ザグルゼムは電撃の威力を高めたり、ザグルゼムを当てた場所同士で連鎖させる事も出来る。但し、ザグルゼム自体に威力は無いのがネックだけど・・・。
「英雄の武器が、なんだって?」
「この、バケモノめ・・・!」
「皆を守れるならバケモノで結構だ」
「・・・何故ノーネームを庇う。あんな落ちこぼれ集団、消えるべきだ!俺は大手コミュニティだぞ!あんな雑魚消えて当然なんだよ!」
「・・・ふざけるな」
僕は魔力を高める。もっと・・・もっとだ・・・もっと来い!その瞬間、僕の中で枷の外れる音がした。リミッターを無理矢理壊したのだ。僕の髪は本来の金髪になり、目の色も聖王の象徴であるオッドアイになる。
そのまま僕は怒りをルイオスにぶつけた。
「くろ姉達がお前達に何をした!?お前の様に誰かを傷付けたか!?お前みたいに弱い者から大切な何かを奪ったか!?消えるのはお前の方だ!木偶の坊!これ以上僕の"仲間"を侮辱してみろ!お前のその口、切り裂いてくれるぞ!」
「だ、黙れ黙れ黙れぇ!アルゴール!宮殿の悪魔化を許可する!奴を殺せ!」
「RaAAaaa!!LaAAAAAA!」
謳うような不協和音が響き渡る。途端に宮殿は黒く染まり、壁は生きている様に脈を打つ。宮殿全体まで広がった黒い染みから蛇の形を模した石柱が僕に襲いかかる。僕はそれを無表情で殴り壊す。脆い・・・。
「こんなのあったんだ・・・」
僕を見て、ルイオスは追い詰められた某夜神さんみたいな表情で叫んだ。
「もう生きて帰さないッ!この宮殿はアルゴールの力で生まれた新たな怪物だ!貴様には最早足場一つ許されていない!貴様らの相手は魔王とその宮殿の怪物そのもの!このギフトゲームの舞台に、貴様らの逃げ場は無いと知れッ!」
ルイオスの絶叫と、魔王の不協和音。それに合わせて魔宮は変幻し、外壁や柱を蛇蝎の如く姿を変えて襲いかかってくる。だが全て僕の拳で砕かれる。今僕めっちゃ怒ってる。ああ、クリリン馬鹿にされた悟空ってこんな気持ちだったんだろうか。
「----それじゃあ、こうすれば良いよね?」
「「え?」」
僕の言葉に後ろからジン兄とくろ姉の声がした。僕は魔力を腕に集中させて放つ。
「砕け!《バオウ・ザケルガ》!」
----バオオオオオオオオオオオオオォォォォォォォォ!
瞬間、金色の龍が吼え、闘技場の床を砕いた。そしてそのまま四階を巻き込んで三階まで穴を開ける。魔力の込め方が甘かったか・・・!僕は心の中で舌打ちをする。

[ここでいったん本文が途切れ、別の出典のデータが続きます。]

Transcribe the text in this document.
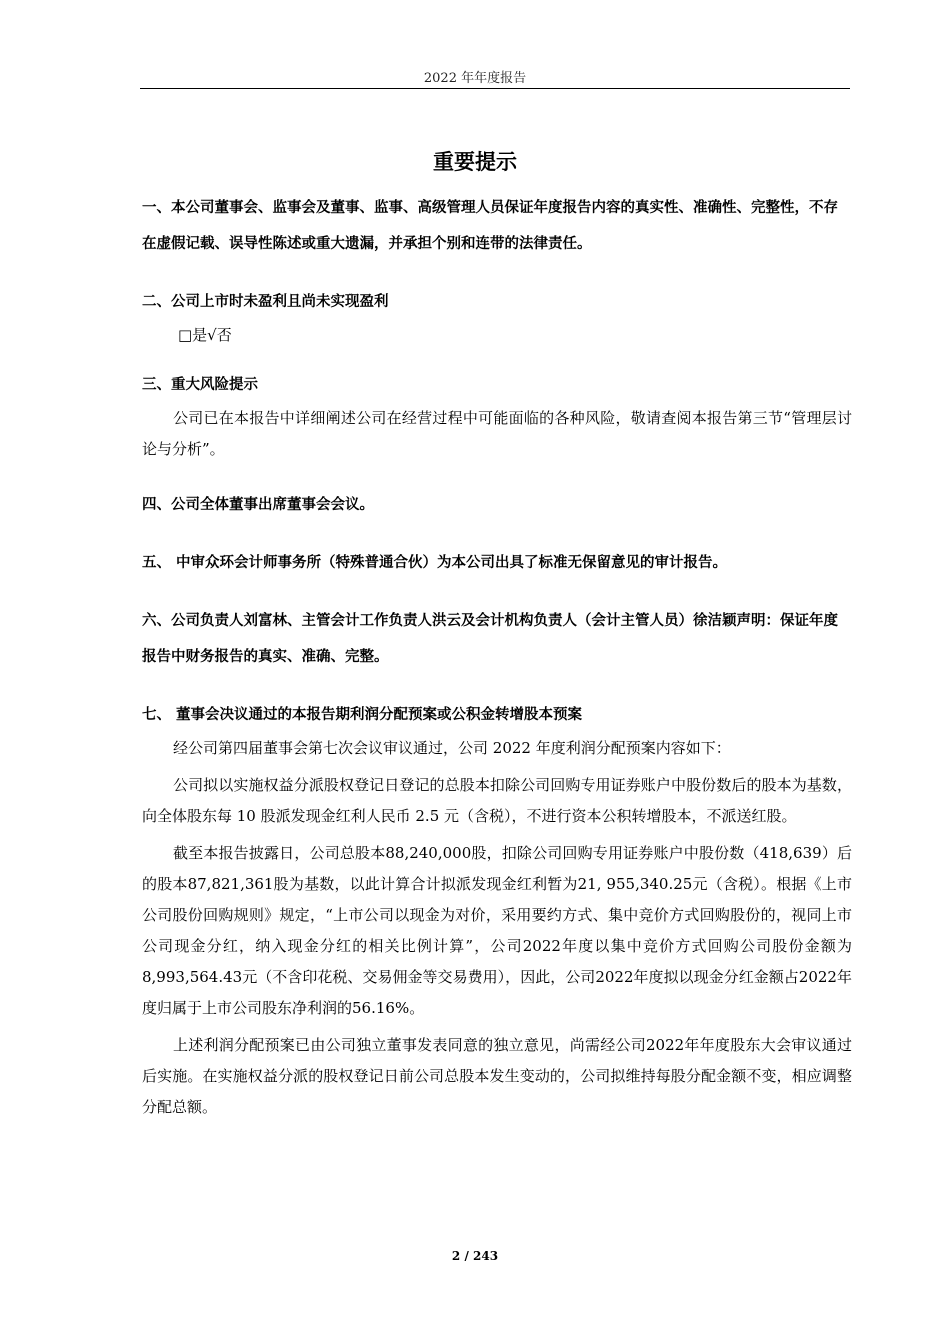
2022 年年度报告
重要提示

一、本公司董事会、监事会及董事、监事、高级管理人员保证年度报告内容的真实性、准确性、完整性，不存在虚假记载、误导性陈述或重大遗漏，并承担个别和连带的法律责任。

二、公司上市时未盈利且尚未实现盈利

□是√否

三、重大风险提示

公司已在本报告中详细阐述公司在经营过程中可能面临的各种风险，敬请查阅本报告第三节“管理层讨论与分析”。

四、公司全体董事出席董事会会议。

五、 中审众环会计师事务所（特殊普通合伙）为本公司出具了标准无保留意见的审计报告。

六、公司负责人刘富林、主管会计工作负责人洪云及会计机构负责人（会计主管人员）徐洁颖声明：保证年度报告中财务报告的真实、准确、完整。

七、 董事会决议通过的本报告期利润分配预案或公积金转增股本预案

经公司第四届董事会第七次会议审议通过，公司 2022 年度利润分配预案内容如下：

公司拟以实施权益分派股权登记日登记的总股本扣除公司回购专用证券账户中股份数后的股本为基数，向全体股东每 10 股派发现金红利人民币 2.5 元（含税），不进行资本公积转增股本，不派送红股。

截至本报告披露日，公司总股本88,240,000股，扣除公司回购专用证券账户中股份数（418,639）后的股本87,821,361股为基数，以此计算合计拟派发现金红利暂为21, 955,340.25元（含税）。根据《上市公司股份回购规则》规定，“上市公司以现金为对价，采用要约方式、集中竞价方式回购股份的，视同上市公司现金分红，纳入现金分红的相关比例计算”，公司2022年度以集中竞价方式回购公司股份金额为8,993,564.43元（不含印花税、交易佣金等交易费用），因此，公司2022年度拟以现金分红金额占2022年度归属于上市公司股东净利润的56.16%。

上述利润分配预案已由公司独立董事发表同意的独立意见，尚需经公司2022年年度股东大会审议通过后实施。在实施权益分派的股权登记日前公司总股本发生变动的，公司拟维持每股分配金额不变，相应调整分配总额。

2 / 243
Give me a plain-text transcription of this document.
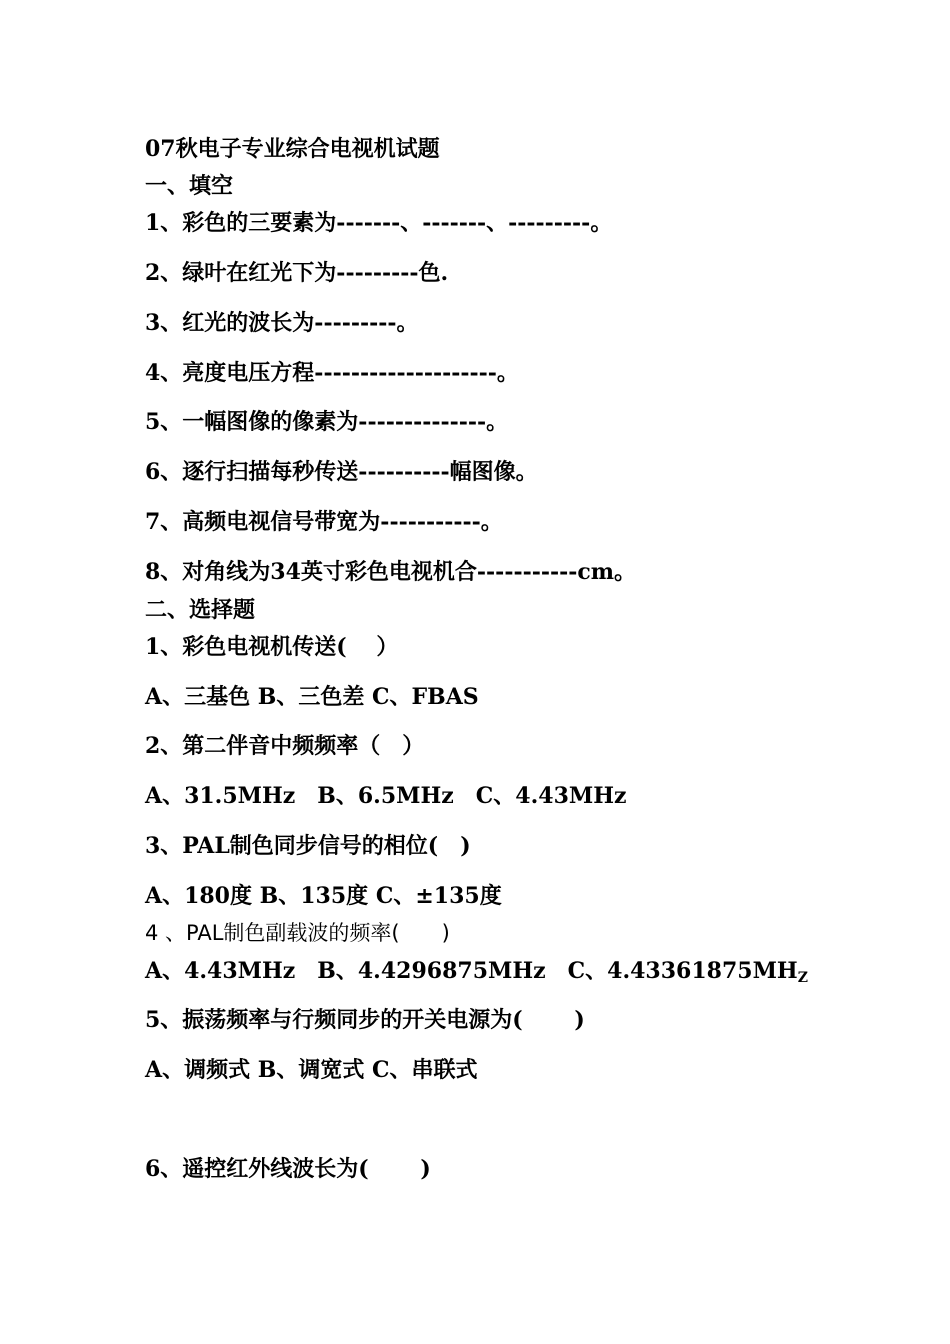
07秋电子专业综合电视机试题
一、填空
1、彩色的三要素为-------、-------、---------。
2、绿叶在红光下为---------色.
3、红光的波长为---------。
4、亮度电压方程--------------------。
5、一幅图像的像素为--------------。
6、逐行扫描每秒传送----------幅图像。
7、高频电视信号带宽为-----------。
8、对角线为34英寸彩色电视机合-----------cm。
二、选择题
1、彩色电视机传送(　 ）
A、三基色 B、三色差 C、FBAS
2、第二伴音中频频率（　）
A、31.5MHz　B、6.5MHz　C、4.43MHz
3、PAL制色同步信号的相位(　)
A、180度 B、135度 C、±135度
4 、PAL制色副载波的频率(　　)
A、4.43MHz　B、4.4296875MHz　C、$4.43361875MH_Z$
5、振荡频率与行频同步的开关电源为(　　 )
A、调频式 B、调宽式 C、串联式
6、遥控红外线波长为(　　 )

ジャンヌ達にはあらかじめ念話で話したので、既に回避済みだろう。
「馬鹿な・・・どう言う事なんだ!?この闘技場は防備の為に結界が張ってあるんだぞ!?」
「あんなシャボン玉レベルの結界で防げると思うな」
「あの結界をシャボン玉・・・だと」
「まさか、コレでネタ切れ?」
「・・・っ・・・!」
まだ宮殿の怪物は生きている。でもきっとこのままだと好転する事は無い。僕から見ても彼は未熟すぎる。僕より二歳年上のトリエラの方がもっと強い。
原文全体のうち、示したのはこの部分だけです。